CONFLIT DIPLOMATIQUE SUR LA LIGNE PARIS-DAKAR
Le feuilleton de l’interminable agenda de réalisation du TER a pris une nouvelle dimension avec les derniers propos de l’ambassadeur de France au Sénégal, le week-end dernier, au micro de RFM
Le feuilleton de l’interminable agenda de réalisation du Train express régional (TER) a pris une nouvelle dimension avec les derniers propos de l’ambassadeur de France au Sénégal. Interrogé à ce sujet dimanche dernier dans l’émission «Grand Jury» sur la radio Rfm, Philippe Lalliot avait répondu :
«(…) En avril, je ne pense pas qu’il puisse y avoir une mise en service commerciale du Ter. C’est en tout cas ce que me disent les entreprises françaises. Tout au plus, il peut y avoir des tests… » Ce qui est certain, c’est que cette infrastructure lourde sera une réalité, mais quand ? «Les Sénégalais verront le Ter circuler, mais ils devront attendre avant de pouvoir l’utiliser. Il faut encore attendre pour que le train roule à plein régime. (Il y a ) un système billeterie pour convoyer 100 000 personnes par jour. C’est de l’équipement informatique assez important… », avait expliqué le diplomate français.
Cette sortie a soulevé l’ire de la présidence de la République qui a fait monter au créneau Me Oumar Youm, ministre des Infrastructures, des Transports terrestres et du Désenclavement pour répondre aux allégations de M. Lalliot. Dans une note diplomatique adressée par canal diplomatique à son homologue français Jean-Baptiste Jebbari, secrétaire d’Etat en charge des Transports, il dénonce des «sorties maladroites et graves» considérées comme «des attitudes dommageables à un partenariat fondé sur le respect et la confiance », selon les extraits publiés par le quotidien L’Observateur.
Tenant à «manifester carrément le désagrément du ministère et de tout le gouvernement », Me Youm fustige l’immixtion de la France dans les relations contractuelles que le Sénégal a établies avec des entreprises privées (françaises) pour la mise en œuvre du Train express régional. A ses yeux, le Haut-représentant de la République Française au Sénégal «semble privilégier les intérêts des entreprises françaises qui (…) font peu cas du droit contractuel et des préoccupations des populations sénégalaises.»
L’entreprise Eiffage (ou Senac SA) a été chargée d’exécuter une grande partie des travaux du Train express régional. C’est elle-même qui gère l’autoroute à péage baptisée «Autoroute de l’avenir».

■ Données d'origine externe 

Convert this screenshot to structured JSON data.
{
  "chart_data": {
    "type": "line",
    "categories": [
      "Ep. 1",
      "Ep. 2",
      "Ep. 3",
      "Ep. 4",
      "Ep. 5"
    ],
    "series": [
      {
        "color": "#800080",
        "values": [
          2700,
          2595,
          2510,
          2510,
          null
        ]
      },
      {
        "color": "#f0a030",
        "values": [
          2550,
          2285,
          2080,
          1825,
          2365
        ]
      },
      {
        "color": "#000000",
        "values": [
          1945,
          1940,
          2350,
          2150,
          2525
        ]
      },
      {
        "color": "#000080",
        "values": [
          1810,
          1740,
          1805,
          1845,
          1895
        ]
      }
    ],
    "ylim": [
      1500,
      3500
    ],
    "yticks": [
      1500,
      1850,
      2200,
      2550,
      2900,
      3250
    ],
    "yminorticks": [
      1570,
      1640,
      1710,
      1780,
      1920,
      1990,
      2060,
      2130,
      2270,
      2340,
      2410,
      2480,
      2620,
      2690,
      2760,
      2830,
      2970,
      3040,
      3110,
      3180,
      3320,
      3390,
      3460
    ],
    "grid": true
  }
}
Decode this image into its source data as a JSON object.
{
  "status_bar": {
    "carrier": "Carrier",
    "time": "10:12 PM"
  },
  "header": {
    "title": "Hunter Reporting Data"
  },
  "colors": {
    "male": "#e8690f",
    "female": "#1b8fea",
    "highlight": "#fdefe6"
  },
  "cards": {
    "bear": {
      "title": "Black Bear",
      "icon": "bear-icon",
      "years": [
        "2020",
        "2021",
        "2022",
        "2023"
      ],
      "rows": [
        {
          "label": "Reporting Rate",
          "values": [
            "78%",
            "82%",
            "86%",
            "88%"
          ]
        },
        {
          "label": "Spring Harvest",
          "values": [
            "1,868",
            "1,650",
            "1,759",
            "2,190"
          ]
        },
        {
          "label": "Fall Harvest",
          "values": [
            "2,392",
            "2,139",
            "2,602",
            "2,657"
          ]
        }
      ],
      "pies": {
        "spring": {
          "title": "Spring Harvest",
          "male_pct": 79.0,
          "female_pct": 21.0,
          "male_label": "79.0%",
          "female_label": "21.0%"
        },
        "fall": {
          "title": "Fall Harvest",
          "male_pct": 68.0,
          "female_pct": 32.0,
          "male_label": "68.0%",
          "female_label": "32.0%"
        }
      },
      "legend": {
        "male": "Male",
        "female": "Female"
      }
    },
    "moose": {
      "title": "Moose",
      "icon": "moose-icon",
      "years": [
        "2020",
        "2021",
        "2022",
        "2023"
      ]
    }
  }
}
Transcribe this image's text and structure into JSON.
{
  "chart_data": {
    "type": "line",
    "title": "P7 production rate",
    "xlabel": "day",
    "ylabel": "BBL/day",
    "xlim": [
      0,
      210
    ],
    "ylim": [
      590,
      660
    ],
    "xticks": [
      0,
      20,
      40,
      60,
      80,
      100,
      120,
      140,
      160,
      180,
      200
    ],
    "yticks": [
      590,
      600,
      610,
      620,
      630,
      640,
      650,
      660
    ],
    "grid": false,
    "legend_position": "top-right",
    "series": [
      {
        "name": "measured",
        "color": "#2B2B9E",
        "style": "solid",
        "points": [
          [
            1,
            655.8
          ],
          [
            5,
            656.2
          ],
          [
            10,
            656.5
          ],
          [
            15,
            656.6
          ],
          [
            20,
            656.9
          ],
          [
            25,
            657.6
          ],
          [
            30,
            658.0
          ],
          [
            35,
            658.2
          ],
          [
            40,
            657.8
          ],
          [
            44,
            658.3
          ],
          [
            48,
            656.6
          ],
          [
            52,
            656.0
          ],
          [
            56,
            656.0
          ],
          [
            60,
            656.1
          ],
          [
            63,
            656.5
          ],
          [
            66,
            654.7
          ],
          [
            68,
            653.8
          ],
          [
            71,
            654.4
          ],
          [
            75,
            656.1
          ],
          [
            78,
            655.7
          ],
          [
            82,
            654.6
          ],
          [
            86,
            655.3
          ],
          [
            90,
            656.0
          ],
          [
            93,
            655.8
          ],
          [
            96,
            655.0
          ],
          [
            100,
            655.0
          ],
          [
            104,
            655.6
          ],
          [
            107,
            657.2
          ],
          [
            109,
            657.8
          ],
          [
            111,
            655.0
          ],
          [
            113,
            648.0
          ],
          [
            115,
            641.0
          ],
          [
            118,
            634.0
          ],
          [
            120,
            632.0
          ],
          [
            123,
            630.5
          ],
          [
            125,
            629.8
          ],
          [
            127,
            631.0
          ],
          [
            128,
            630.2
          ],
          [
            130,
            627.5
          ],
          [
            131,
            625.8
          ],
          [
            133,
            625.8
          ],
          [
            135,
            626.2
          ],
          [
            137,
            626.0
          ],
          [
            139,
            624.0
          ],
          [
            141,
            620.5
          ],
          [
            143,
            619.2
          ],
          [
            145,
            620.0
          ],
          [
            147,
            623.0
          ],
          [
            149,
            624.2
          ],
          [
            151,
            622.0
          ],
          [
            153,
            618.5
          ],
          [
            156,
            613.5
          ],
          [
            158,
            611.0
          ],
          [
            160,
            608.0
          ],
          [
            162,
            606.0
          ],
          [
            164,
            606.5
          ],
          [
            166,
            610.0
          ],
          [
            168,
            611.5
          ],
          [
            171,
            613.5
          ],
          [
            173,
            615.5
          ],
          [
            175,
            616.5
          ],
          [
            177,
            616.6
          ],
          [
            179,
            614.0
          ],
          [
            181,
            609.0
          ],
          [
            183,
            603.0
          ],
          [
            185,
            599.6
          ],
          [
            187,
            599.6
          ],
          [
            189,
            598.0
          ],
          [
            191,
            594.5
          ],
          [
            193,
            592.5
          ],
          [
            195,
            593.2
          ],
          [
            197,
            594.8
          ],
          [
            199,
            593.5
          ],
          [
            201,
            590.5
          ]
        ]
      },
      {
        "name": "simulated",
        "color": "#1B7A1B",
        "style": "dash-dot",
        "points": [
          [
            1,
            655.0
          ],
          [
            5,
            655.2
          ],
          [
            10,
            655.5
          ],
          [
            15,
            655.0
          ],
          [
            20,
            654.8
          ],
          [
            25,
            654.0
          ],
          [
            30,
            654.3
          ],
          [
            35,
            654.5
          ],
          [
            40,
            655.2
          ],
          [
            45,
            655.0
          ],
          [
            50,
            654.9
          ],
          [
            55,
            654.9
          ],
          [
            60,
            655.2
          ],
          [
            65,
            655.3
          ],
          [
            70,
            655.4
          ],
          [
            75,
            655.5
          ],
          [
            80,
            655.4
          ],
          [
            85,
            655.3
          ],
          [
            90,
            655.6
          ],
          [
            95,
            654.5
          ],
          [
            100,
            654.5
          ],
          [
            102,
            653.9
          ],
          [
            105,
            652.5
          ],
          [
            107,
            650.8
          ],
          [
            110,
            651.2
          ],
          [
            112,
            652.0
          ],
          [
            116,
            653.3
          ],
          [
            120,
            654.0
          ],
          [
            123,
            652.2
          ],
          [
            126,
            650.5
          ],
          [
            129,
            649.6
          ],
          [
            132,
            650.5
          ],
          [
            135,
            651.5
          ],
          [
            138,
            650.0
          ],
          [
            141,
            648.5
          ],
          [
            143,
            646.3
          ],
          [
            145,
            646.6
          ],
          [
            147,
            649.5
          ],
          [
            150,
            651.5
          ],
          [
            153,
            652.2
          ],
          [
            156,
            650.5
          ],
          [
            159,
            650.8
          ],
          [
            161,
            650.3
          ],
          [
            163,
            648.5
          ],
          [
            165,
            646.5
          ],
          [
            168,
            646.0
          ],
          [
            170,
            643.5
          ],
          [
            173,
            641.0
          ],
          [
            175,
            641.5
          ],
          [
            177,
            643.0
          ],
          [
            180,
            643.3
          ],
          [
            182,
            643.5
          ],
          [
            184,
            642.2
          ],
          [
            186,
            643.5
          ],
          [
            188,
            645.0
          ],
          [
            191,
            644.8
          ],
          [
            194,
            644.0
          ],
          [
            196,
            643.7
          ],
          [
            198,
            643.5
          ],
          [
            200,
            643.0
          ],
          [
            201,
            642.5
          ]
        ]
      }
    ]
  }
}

Il faut rappeler qu’en début décembre 2019, Me Oumar Youm, déjà dans les colonnes de L’Observateur, avait affirmé : «normalement, en avril 2020, on sera dans la phase effective de mise en service commerciale du Ter. » Mais auparavant : «A partir de décembre 2019, nous serons dans une phase de préparation de l’exploitation», cette étape «va prendre peut-être 4 à 5 mois en fonction des diligences qui doivent être apportées à cette préparation.»
Prudent, il avait néanmoins laissé la porte ouverte à ce que ce délai ne puisse être respecté : «un projet d’une telle envergure, avec ses implications technologies, ses exigences de sécurité, pose souvent des problèmes dans l’exécution, et, en raison de sa complexité, peut avoir un effet sur les délais. »
A l’instar de l’ambassadeur Lalliot, Me Youm avait pointé les mêmes facteurs pouvant retarder la mise en service du Ter: plan du transport, temps des trajets, fréquence et ponctualité des trains, recrutement et formation du personnel, mise en place des normes de sécurité et de sûreté sur toutes les lignes…
Inauguré en janvier 2019 par le chef de l’Etat, à quelques jours de l’élection présidentielle de février, le Train express régional a coûté jusqu’ici 700 milliards de francs Cfa, selon le ministre Youm. Et «peut-être que ça va augmenter», avait-il ajouté. D’autres sources non officielles chiffrent les investissements à plus de 1000 milliards de francs Cfa.